Many of the state park campgrounds and trails near Portland-Milo McIver near Estacada, Ainsworth in the Columbia Gorge, Champoeg in the Willamette Valley-are extremely busy in the summer. When Stub Stewart opens, the number of state park campsites within 35 miles of Portland will increase more than 40%.
“Stub Stewart adds the kind of camping and trails we need to serve Oregon’s most populated region,” says Wood. “Parks are important to the relaxed Oregon way of life and our economy, and Stub Stewart is within easy reach of millions of Oregonians.”
Most of the funding for park construction-$14.5 million-came from the Oregon Parks and Recreation Department’s share of the Oregon Lottery. Voters dedicated lottery funding to state parks in 1998 to help pay for maintenance, park development and local community recreation through grants. Stub Stewart construction was also supported with more than $2 million in federal money from the Land and Water Conservation Fund. Volunteers helped build key features such as the horse and hike-in camps. The park includes many accessible features-such as ramps and wheelchair-accessible picnic tables-designed to make the park easy to use.

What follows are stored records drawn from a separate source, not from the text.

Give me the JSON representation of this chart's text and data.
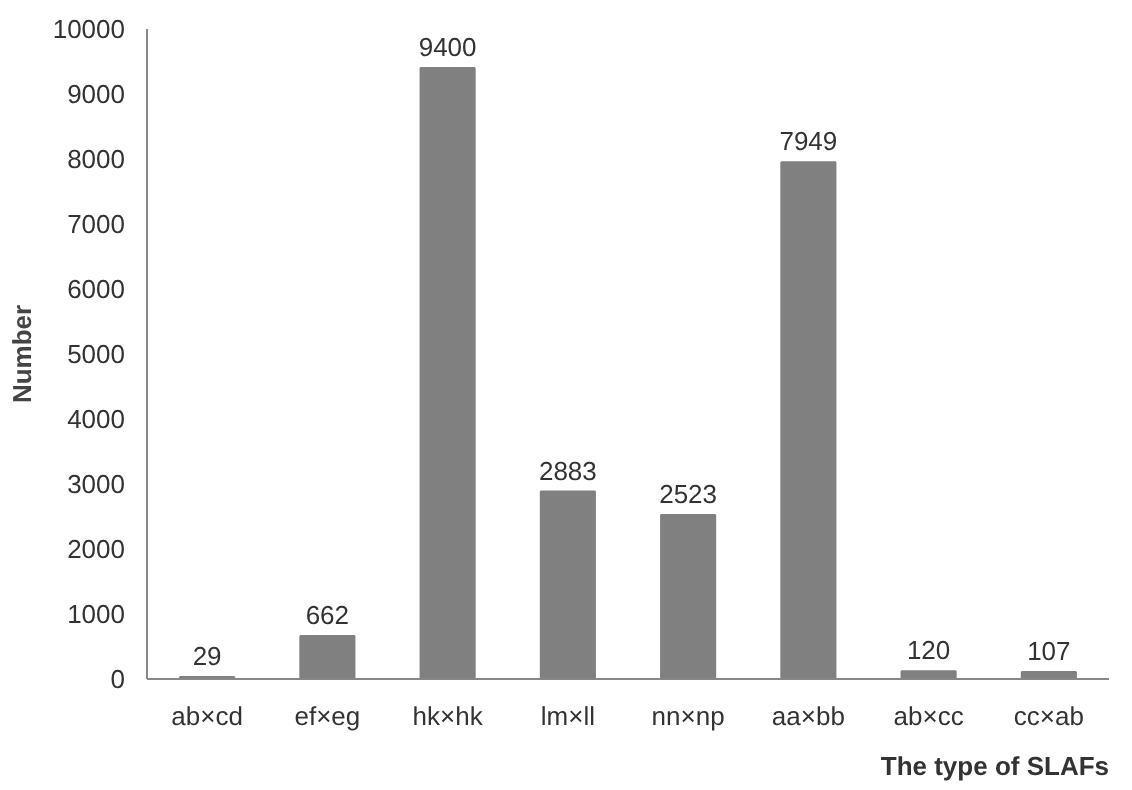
{
  "chart_data": {
    "type": "bar",
    "xlabel": "The type of SLAFs",
    "ylabel": "Number",
    "categories": [
      "ab×cd",
      "ef×eg",
      "hk×hk",
      "lm×ll",
      "nn×np",
      "aa×bb",
      "ab×cc",
      "cc×ab"
    ],
    "values": [
      29,
      662,
      9400,
      2883,
      2523,
      7949,
      120,
      107
    ],
    "color": "#808080",
    "data_labels": true,
    "grid": false,
    "ylim": [
      0,
      10000
    ],
    "yticks": [
      0,
      1000,
      2000,
      3000,
      4000,
      5000,
      6000,
      7000,
      8000,
      9000,
      10000
    ]
  }
}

Campers eager to visit Stub Stewart may now call 1-800-452-5687, Monday-Friday, 8 a.m.-7 p.m. to make campsite and cabin reservations for stays starting August 16 and later. Reservations are also available online at www.oregonstateparks.org. The park’s campsites and cabins will be available on a first-come, first-served basis from July 8 to August 16.
The park will host its first event even before the official opening. Cycle Oregon will spend part of a day in the park on June 24 during its annual weekend ride. Registration for the weekend ride is still open; contact Cycle Oregon at www.cycleoregon.com, or call 800-292-5367 for registration information.
Portions of the park will open on a limited basis between now and July 8 as construction crews complete their work and leave the park. Visitors can receive updates on the status of the park-and download maps and other information-online at http://www.oregonstateparks.org/park_255.php. Up-to-date information on the park is also available through the park information line at 1-800-551-6949, Monday-Friday, 8 a.m. to 5 p.m. Visitors who would like to see the park before the July 8 opening should call or check online first to find out if entry will be possible.